Steve Miller Band - Sailor

Steve Miller Band – Sailor

88 / 100

Prior to the mid 70’s where the Steve Miller Band scored radio hits left right and center, they were dabbling in psychedelic rock and blues, like on this 1968 album ‘Sailor’.

Written by: Eric

ARTIST: Steve Miller Band
ALBUM: Sailor
LABEL: Capitol
YEAR: 1968
CD REISSUE: Discogs Reissue List

LINEUP: Steve Miller – guitar, lead vocals, harmonica * Boz Scaggs – guitar, lead and backing vocals * Lonnie Turner – bass, backing vocals * Jim Peterman – keyboards, lead and backing vocals * Tim Davis – drums, lead and backing vocals

TRACK LISTING: 01 Song For Our Ancestors * 02 Dear Mary * 03 My Friend * 04 Living In The U.S.A * 05 Quicksilver Girl * 06 Lucky Man * 07 Gangster Of Love * 08 You’re So Fine * 09 Overdrive * 10 Dime-A-Dance Romance



Those of you only familiar with the Steve Miller Band late 70’s stadium hits might find this album a bit of a shock to the system. ‘Sailor’ was released in 1968 and the San Francisco based outfit, like Jefferson Airplane and the Grateful Dead were spearheading the sounds and vibes of the west coast counter-culture’s kaleidoscope heart. A popular draw among the Fillmore West crowd, the Steve Miller Band released an astounding 7 albums before scoring a hit single (REO Speedwagon anyone?) with 1973’s ‘The Joker’ and yet this LP sold very well considering, eventually turning gold.

The Songs

Opening with spooky foghorn and lilting organ, ‘Song For Our Ancestors’ is a forgotten gem of American psychedelic that hints at Can styled Krautrock and makes for a wonderful, if slightly strange near six minute listen.

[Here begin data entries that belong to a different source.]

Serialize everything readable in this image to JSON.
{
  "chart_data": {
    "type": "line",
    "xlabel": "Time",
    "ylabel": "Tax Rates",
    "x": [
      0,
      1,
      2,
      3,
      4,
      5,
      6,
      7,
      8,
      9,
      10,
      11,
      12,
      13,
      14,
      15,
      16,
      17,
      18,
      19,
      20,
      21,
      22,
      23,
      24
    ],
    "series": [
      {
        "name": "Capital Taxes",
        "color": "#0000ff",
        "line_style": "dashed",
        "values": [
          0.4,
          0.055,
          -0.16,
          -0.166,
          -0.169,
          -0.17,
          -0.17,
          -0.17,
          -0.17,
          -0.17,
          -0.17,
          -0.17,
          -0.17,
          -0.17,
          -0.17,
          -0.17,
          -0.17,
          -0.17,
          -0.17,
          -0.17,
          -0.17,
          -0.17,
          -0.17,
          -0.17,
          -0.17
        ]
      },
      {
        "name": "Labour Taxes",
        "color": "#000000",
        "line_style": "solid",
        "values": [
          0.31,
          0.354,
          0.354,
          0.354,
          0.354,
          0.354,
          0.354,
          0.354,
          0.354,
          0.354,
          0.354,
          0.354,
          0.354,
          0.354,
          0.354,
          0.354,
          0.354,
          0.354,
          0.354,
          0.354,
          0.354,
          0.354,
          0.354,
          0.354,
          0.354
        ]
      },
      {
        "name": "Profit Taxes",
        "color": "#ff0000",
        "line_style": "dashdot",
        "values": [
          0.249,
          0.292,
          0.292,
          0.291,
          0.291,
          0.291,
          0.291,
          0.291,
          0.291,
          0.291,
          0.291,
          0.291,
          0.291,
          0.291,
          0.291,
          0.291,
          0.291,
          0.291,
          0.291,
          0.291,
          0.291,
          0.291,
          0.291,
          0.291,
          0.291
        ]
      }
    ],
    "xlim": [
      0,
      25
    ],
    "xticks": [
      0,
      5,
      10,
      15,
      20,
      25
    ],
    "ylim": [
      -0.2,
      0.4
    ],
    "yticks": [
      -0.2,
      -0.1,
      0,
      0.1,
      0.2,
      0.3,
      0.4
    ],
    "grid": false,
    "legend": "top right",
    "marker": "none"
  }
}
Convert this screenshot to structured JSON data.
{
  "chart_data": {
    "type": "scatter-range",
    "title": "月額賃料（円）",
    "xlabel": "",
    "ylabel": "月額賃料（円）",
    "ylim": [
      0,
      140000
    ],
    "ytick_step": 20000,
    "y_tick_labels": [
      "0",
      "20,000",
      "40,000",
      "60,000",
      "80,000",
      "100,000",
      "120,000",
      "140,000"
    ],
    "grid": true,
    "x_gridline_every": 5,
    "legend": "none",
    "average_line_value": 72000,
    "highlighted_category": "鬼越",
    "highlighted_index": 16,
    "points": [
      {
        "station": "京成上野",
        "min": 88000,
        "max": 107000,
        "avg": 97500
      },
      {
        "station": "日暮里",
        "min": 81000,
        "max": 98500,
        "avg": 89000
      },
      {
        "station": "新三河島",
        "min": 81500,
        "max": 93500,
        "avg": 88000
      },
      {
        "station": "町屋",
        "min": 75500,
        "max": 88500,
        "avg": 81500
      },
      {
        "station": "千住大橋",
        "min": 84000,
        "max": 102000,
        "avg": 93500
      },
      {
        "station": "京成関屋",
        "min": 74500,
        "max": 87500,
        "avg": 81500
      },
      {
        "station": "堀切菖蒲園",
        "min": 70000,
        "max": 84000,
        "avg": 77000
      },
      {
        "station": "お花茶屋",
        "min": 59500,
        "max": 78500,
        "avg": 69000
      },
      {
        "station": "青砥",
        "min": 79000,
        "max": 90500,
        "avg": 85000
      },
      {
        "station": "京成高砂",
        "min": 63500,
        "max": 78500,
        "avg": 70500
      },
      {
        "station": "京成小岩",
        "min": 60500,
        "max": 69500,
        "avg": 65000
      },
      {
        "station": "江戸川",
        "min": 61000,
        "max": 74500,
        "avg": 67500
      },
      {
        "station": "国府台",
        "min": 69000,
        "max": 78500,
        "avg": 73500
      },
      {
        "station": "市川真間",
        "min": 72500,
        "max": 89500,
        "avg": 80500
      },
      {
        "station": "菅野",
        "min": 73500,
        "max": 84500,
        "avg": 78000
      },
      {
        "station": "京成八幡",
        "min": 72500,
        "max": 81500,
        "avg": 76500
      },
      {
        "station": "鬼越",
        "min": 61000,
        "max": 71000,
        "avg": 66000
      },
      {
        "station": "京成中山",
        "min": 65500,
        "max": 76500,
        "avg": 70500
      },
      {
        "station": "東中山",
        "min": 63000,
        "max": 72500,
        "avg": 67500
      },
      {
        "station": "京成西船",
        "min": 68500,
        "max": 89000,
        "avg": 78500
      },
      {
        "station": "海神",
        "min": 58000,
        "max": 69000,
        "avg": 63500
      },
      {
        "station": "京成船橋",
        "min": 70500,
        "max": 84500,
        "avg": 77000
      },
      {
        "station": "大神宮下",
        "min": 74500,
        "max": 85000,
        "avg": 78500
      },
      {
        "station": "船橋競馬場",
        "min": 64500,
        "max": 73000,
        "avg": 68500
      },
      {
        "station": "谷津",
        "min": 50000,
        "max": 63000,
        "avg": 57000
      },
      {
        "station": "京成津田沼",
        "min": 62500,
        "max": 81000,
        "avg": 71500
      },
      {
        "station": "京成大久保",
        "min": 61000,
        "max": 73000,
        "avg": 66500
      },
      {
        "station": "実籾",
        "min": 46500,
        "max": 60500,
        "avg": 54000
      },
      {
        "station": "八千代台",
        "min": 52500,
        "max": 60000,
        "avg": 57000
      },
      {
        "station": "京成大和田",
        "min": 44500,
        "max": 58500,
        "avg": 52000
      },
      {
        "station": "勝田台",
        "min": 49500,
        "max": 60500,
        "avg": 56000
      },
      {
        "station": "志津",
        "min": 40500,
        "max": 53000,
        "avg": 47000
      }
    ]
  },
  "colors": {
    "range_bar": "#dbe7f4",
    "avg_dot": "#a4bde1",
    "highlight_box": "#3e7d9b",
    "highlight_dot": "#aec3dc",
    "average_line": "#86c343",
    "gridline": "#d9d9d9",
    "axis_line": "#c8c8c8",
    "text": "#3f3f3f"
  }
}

‘Dear Mary’ is patterned after the British pop sound of the day recalling The Beatles, The Kinks and the like, punched up with tasty Sgt. Pepper-ish horns. Very nice and it has to be said this version of the Steve Miller Band had oodles of talent containing no less than four lead vocalists and drummer Tim Davis takes the front and center with the fast paced ‘My Friend’.

While ‘Living In The U.S.A’ was a hit a year later for Wilmer And The Dukes although I prefer the original which got a lot of airplay in the 70’s when Steve Miller was everywhere on radio. ‘Quicksilver Girl’ again sounds very quaint and very English, but from here I find the material slips into a blues rock extravaganza which really doesn’t draw me in.

Yes, the cover of Johnny ‘Guitar’ Watson‘s ‘Gangster Of Love’ pops up in the lyric on ‘The Joker’ single years later, but this version smells suspiciously like filler. And the two Boz Scaggs cuts that round out the album are not even close to the quality of the earlier material and sound nothing like the Boz we know and love.

In Summary

Scaggs left after the ‘Sailor’ tour, bound for a lucrative solo career and the Steve Miller line-up continued to change, even including Journey‘s Ross Valory at one point. This album is not for everyone, but for a glimpse into the largely unknown past of one of the 1970’s most successful bands it’s an essential listen, at least three-quarters of it.